Far from having seen everything, in the frenzy of scanning the world, one can suddenly become blind.
Well, my eyes work, but my camera doesn't. A sort of modern blindness.
The camera was slowly showing some weaknesses, when I was trying to take portraits of faces in the effort. For a few days slightly struggling, then finally when shotting these colourful women who were waiting in the shelter of the roadside. One wonders what all these people are waiting for, so far from everything. Waiting at the side of a road where it seems that nothing ever passes.
But the scene was aesthetic. The camera could not pay tribute to the composition. To their complete selflessness.
A few more pictures, time to push the bike to the top of the small village above our head. We spent the night there, in a kind of improvised hotel. The kind of place that seems to be both always prepared to welcome people, and always surprised to see an unfamiliar face.
A house that must be collectively designated by the village to carry the burden of housing the weary cyclists who occasionally pass through the area.
It was a lovely evening, and in the morning I wanted to put everyone's faces on the same photo, proudly lined up as they were. I can hardly read this photo again.
It was the beginning of the end for the camera.
This is perhaps the most frustrating thing, to understand why we take so many photos. To understand the fear of forgetting. Not to be forgotten by others, but to forget that we have lived. That all this is real and that it is visually inscribed in front of us as soon as we struggle to imagine it again and again.
Maybe we wear out our memories by thinking about them too much. Photos don't wear out from being looked at too much.
Thanks for having us. I can't remember your names, and I need a map to remember the name of your village. Your faces are a pixelated chaos.
But I protect you from forgetting, in my memory. That is all I have left. I think of you from time to time, so that all this does not fade away.

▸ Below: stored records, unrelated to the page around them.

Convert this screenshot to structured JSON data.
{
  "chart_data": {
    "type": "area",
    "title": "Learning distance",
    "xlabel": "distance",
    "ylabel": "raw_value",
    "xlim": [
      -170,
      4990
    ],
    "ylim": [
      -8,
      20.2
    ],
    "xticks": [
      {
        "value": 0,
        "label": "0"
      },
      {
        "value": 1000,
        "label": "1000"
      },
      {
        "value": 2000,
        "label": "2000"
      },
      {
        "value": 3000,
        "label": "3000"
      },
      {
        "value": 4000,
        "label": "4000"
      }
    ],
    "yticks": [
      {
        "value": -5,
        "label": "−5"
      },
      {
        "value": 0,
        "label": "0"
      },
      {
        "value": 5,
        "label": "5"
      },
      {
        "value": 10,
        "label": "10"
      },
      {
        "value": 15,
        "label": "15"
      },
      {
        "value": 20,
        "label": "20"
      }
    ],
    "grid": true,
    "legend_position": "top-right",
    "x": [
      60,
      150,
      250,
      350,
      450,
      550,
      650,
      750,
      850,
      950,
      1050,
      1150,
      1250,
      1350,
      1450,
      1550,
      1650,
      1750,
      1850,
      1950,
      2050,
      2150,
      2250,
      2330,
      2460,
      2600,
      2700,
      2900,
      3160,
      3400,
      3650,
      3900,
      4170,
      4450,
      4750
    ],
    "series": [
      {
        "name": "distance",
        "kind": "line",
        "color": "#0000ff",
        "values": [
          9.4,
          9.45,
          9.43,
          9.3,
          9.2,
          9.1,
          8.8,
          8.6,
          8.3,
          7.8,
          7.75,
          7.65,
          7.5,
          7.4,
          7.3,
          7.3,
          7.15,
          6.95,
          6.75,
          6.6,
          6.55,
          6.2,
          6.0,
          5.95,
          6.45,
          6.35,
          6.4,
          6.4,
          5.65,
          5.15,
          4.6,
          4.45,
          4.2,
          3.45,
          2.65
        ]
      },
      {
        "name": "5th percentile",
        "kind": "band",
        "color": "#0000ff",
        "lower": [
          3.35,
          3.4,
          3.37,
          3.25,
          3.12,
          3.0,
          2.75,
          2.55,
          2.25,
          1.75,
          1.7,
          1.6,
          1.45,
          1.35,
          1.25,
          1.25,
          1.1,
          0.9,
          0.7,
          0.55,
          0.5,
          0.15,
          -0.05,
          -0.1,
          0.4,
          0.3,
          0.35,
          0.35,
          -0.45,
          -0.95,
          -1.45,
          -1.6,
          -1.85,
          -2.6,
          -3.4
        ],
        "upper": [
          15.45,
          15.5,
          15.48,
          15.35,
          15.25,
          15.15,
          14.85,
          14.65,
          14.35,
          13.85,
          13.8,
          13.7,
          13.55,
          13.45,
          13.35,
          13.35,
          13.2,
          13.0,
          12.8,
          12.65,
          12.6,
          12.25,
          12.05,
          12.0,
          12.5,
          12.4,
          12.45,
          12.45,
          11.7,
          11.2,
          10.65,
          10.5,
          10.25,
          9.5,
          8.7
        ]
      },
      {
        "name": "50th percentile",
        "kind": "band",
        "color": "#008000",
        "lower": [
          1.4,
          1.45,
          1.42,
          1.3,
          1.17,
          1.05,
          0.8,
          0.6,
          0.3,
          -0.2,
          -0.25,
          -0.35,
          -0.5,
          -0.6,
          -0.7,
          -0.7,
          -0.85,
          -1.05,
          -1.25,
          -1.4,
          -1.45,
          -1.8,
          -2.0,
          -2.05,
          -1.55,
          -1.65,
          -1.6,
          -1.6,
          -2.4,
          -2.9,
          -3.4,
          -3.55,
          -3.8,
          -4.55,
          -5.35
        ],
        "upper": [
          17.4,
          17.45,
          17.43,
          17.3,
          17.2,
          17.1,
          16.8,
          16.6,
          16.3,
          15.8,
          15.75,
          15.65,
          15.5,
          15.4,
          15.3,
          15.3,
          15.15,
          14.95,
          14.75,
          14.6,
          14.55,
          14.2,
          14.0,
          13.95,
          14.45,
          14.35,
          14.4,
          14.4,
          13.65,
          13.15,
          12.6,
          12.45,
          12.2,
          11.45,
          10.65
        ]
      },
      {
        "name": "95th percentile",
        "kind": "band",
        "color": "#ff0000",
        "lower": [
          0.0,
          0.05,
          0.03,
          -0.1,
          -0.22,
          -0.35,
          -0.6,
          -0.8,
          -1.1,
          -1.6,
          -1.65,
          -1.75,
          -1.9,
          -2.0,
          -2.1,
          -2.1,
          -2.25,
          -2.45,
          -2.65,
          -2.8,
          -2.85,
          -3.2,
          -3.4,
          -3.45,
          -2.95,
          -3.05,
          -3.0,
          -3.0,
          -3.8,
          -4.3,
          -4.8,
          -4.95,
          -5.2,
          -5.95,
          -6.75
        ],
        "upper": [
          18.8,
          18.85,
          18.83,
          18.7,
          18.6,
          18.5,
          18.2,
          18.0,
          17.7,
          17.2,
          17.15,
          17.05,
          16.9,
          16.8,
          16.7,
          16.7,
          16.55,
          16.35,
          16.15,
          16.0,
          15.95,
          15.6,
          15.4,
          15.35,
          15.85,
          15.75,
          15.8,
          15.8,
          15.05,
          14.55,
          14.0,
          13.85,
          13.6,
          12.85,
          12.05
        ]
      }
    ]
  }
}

The dirt of your village has not stuck to my wheels for a long time now. No more dust remains elsewhere.
You are the ephemeral. You are the main substance of the long-distance traveller. You defile. And perhaps I care for you even more since you are threatened with extinction.
But we had to keep going.
And we climbed up the switchbacks to the town of Ghorka, in central Nepal. In the early morning, on the ridges, the clouds could not rise high enough to cover the whole of these high and majestic peaks.
I looked at Sien and said, "I'm not unhappy that it's covered. It would have been very frustrating to have a great view and not be able to take any pictures.
She rebuked me sharply, and rightly so. It was silly, it just came out.
I thought I was stupid actually, so I let her go on for a bit to ponder my stupidity.
Here I am, a child of my time, happy that some of the highest mountains in the world are hidden away simply because I can't take a good picture of them.
I stand there, sad that I am not able to appreciate things for what they are, but more for what they can be later.
I learn a lot, every day. I make mistakes, I fall, I stand up again. And I'm trying to regain my sight too. Nepal. September 2022.